Wednesday, 28 September 2011

Laos: Do's and Don'ts!


Next up on the tip sharing extravaganza is the beautiful, relaxed country of Laos...

Do's

- Give yourself enough time in Luang Prabang. This incredible town, slow-paced and full of wonders, is the perfect spot to lose a week or two, and we wished we had had more time after hitting the sights to just sit back and enjoy the atmosphere.

- Take in the Plain of Jars if archaeology interests you. Although the town of Phonsavan wasn't the nicest we've been to, the enigmatic jars are unique and receive far fewer visitors from the more famous sites. More recent history, present in the form of bomb craters and UXO education, adds a greater understanding of the terrors faced by families across Laos even today.

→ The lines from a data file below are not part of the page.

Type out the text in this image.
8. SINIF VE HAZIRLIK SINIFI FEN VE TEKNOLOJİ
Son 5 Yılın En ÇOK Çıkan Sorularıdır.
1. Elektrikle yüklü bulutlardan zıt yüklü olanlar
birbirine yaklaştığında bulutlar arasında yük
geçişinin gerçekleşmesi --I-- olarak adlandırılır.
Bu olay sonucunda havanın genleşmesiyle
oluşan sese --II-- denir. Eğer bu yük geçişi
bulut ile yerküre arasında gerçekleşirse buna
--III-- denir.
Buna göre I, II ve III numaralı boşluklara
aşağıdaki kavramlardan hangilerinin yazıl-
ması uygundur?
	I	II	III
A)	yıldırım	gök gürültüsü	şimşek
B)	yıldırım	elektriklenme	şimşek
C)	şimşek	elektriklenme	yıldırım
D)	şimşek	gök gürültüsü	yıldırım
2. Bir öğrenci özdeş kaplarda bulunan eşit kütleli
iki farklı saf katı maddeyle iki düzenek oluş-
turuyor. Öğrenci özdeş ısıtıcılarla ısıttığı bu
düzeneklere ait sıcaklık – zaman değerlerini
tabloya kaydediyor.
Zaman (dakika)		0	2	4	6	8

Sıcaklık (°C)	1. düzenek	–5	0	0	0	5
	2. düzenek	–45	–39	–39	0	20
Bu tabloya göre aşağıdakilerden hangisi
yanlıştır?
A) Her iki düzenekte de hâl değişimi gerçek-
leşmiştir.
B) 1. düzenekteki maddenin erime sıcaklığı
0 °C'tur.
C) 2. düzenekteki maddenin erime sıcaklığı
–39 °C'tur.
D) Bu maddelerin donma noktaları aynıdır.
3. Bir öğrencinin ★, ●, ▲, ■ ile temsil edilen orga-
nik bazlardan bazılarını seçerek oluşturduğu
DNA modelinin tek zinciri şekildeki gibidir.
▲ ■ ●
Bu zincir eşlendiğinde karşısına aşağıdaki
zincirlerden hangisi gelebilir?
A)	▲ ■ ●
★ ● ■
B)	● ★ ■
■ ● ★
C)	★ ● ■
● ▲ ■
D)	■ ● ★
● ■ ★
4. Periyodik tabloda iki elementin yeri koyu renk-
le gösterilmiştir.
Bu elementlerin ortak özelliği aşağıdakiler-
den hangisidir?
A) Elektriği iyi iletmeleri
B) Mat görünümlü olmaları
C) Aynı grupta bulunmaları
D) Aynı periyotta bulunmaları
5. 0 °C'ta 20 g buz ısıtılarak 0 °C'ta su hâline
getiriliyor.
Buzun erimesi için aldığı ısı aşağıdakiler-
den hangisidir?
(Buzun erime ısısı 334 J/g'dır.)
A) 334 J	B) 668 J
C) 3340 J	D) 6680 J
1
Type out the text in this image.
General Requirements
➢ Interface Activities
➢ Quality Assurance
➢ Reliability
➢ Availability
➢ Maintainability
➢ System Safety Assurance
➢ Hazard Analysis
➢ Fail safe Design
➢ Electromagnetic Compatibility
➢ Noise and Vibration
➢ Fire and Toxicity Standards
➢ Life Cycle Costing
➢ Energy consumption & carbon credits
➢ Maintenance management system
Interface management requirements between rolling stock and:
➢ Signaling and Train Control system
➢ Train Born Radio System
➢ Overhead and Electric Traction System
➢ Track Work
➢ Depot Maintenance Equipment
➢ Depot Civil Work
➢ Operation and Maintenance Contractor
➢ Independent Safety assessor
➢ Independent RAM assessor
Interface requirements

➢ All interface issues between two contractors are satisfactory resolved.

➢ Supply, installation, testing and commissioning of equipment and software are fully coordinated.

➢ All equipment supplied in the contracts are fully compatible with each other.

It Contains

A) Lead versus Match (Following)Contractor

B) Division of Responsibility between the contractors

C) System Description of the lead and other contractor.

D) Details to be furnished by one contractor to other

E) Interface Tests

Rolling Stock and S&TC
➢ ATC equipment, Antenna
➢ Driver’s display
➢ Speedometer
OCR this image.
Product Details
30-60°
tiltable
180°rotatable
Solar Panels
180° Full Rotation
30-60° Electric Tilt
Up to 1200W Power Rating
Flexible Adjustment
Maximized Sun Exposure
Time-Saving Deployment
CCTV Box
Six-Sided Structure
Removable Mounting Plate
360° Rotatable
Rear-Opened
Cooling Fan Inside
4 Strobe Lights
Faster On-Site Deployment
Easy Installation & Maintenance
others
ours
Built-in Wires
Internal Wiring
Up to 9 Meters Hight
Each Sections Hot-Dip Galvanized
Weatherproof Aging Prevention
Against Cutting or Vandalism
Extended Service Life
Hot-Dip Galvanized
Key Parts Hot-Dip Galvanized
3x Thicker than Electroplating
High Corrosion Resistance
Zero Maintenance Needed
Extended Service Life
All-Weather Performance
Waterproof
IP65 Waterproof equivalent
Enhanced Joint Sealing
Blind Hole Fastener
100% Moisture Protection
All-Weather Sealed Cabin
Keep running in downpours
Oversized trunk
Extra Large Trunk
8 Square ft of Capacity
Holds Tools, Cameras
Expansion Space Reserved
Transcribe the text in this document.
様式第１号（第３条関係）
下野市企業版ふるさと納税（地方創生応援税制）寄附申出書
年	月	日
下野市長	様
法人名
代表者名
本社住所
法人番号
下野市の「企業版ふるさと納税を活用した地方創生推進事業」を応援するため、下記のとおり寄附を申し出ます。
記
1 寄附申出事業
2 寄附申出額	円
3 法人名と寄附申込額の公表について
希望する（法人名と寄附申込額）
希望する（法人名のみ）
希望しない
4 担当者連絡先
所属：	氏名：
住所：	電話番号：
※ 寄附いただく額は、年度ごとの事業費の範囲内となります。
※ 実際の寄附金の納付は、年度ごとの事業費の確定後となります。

- Try the wonderful fusion of Laos and French culture through delicious food. Flaky pastries and warm croissants sit alongside more usual SE Asian fare, complementing each other and adding some variety to the normal staples of noodles and rice. Coffee shop life in Vientienne is alive and kicking, and makes for some enjoyable hours wiled away people-watching.

Don'ts

- Feel like you have to follow the crowd. The 'usual' backpacker route seems to travel between Luang Prabang and Vientienne via Vang Vieng, the infamous party town known for tubing and lots of drinking. Whilst we love tubing, we don't love big party atmospheres, and decided to give it a miss. Sure, we could have avoided the big hotspots and set out in search of the gorgeous landscape that Vang Vieng was once known for. But having spoken to a few travellers on the road, it seemed more likely that we'd become frustrated. Everyone has their own travel style, and whilst I completely understand that for some people partying is a way of relaxing, our time overseas is just too short to be spent in a haze! We missed out on what seems like the most popular activity in Laos (judging by the number of t-shirts we saw), and we don't regret it one single bit. Discovering what suits you is one of the exciting aspects of travelling.


- Expect everything to run smoothly. Buses are late, roadslides happen, and Asian motorbikes are most definitely not designed for westerners. Laugh, find a comfortable spot to bunk down in and meet some people. Laos is friendly and welcoming, and around every corner is some guaranteed beautiful scenery to distract you.